The Oakridge LVS Guerin Vineyard Chardonnay 2013 is whole bunch pressed, matured on lees and then put into 500 litre French oak puncheons for 11 months. It has a distinctive Oakridge perfume and taste (which is a good thing) with nectarine and pear on the nose which are also reflected on the palette with added citrus and spice and a touch of flint and cashew. It has a slight straw almost with a hint of green colour to it and is still tight but delivers on flavour and mouth feel, with enough complexity to keep for another 5 years.

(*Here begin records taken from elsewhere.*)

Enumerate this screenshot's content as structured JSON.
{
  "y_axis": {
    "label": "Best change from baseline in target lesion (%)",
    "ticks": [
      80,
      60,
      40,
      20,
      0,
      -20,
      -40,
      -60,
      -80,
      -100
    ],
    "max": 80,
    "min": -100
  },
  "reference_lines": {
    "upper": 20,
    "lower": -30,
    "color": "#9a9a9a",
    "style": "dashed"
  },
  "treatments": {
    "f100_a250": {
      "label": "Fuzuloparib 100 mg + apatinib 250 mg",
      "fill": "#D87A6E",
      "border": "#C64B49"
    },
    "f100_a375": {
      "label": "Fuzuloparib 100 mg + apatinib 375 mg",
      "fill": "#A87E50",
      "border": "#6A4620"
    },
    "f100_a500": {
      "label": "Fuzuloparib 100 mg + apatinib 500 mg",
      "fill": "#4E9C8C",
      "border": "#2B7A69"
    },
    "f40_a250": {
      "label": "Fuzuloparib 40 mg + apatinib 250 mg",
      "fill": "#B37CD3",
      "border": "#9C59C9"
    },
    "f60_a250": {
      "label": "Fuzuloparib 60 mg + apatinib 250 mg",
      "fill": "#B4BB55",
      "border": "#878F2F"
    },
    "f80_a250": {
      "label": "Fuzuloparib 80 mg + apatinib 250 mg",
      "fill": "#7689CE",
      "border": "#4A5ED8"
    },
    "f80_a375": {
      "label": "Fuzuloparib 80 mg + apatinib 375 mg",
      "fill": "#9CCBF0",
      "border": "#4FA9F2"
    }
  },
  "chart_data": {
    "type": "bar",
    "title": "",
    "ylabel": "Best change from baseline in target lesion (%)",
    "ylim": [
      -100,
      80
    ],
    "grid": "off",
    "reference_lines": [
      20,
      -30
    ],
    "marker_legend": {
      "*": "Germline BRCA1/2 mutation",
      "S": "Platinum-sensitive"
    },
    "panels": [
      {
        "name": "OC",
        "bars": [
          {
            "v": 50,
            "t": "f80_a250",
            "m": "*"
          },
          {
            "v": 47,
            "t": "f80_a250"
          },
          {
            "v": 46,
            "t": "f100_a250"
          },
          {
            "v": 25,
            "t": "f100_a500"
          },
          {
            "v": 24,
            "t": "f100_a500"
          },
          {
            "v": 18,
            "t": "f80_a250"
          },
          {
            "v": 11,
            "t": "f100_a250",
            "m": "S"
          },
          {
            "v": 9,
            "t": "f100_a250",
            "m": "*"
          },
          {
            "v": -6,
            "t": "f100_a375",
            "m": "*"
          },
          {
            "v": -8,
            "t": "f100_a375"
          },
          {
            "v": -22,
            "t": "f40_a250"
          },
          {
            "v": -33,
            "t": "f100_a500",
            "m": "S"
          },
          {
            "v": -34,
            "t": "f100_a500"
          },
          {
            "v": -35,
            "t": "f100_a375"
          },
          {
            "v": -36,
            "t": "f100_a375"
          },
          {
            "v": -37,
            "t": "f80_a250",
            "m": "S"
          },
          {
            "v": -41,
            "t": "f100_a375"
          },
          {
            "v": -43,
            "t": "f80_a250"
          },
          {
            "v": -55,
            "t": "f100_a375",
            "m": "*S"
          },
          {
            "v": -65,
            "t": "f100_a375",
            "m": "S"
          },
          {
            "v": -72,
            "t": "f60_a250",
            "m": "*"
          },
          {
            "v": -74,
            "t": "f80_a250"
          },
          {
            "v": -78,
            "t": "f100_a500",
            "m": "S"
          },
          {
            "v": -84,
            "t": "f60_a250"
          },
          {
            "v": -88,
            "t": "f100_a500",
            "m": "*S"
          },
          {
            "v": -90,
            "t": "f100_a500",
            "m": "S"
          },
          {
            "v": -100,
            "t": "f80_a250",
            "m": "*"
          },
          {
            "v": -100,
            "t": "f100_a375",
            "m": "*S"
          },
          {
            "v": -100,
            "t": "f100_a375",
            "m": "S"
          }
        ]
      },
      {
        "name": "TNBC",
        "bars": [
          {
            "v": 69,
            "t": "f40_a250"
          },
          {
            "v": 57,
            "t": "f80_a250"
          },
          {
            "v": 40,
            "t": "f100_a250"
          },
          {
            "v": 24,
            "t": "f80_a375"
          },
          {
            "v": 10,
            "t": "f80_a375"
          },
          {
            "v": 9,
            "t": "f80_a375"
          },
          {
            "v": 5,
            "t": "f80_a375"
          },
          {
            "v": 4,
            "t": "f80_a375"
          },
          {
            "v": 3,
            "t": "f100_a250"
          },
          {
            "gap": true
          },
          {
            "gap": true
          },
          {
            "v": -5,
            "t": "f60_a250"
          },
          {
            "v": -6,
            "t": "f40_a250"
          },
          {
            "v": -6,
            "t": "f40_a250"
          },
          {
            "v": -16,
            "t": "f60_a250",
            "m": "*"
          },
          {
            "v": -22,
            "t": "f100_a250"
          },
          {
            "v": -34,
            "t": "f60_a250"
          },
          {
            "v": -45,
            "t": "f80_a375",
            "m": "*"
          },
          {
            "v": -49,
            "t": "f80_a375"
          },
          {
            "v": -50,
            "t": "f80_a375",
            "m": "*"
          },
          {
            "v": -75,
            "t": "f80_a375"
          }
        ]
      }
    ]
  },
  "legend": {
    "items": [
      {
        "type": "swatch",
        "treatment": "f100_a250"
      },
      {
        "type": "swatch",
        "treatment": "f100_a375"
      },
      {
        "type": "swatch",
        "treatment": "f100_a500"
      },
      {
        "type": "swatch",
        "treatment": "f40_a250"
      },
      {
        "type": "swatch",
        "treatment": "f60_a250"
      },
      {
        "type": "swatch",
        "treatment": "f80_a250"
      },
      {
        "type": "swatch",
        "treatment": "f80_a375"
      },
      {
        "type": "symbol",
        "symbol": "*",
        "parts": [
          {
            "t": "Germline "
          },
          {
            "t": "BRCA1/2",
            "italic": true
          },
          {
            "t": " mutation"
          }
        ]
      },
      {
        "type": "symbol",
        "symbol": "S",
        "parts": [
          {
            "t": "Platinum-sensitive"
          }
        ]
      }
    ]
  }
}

In summary a great example of Yarra Valley Chardonnay and with the LVS being Oakridge’s mid range wines a reasonable price. – Score: 96/100.

The Voyager Estate Chardonnay 2006 is one that has been sitting in my cellar for about 8 years and thus obviously has more age to it, but it is singing right now.

It has that Margaret River typical grapefruit and citrus bouquet. The taste also showed grapefruit and citrus with a touch of vanilla, and pear. The texture was light, well balanced and creamy, with well integrated acid and a long and buttery finish with a touch of minerality and honeysuckle. – Score: 96/100.

I drank both these wines over two nights and whilst both wines are great examples of the chardonnay which Australia is now producing I felt the Voyager Estate definitely benefited from a little longer bottle age to allow it to slightly mellow, whilst the Oakridge shone on the second night.

Anyway I am getting thirsty thinking about these two great chardys and am already looking over at my wine fridge to see what will be next.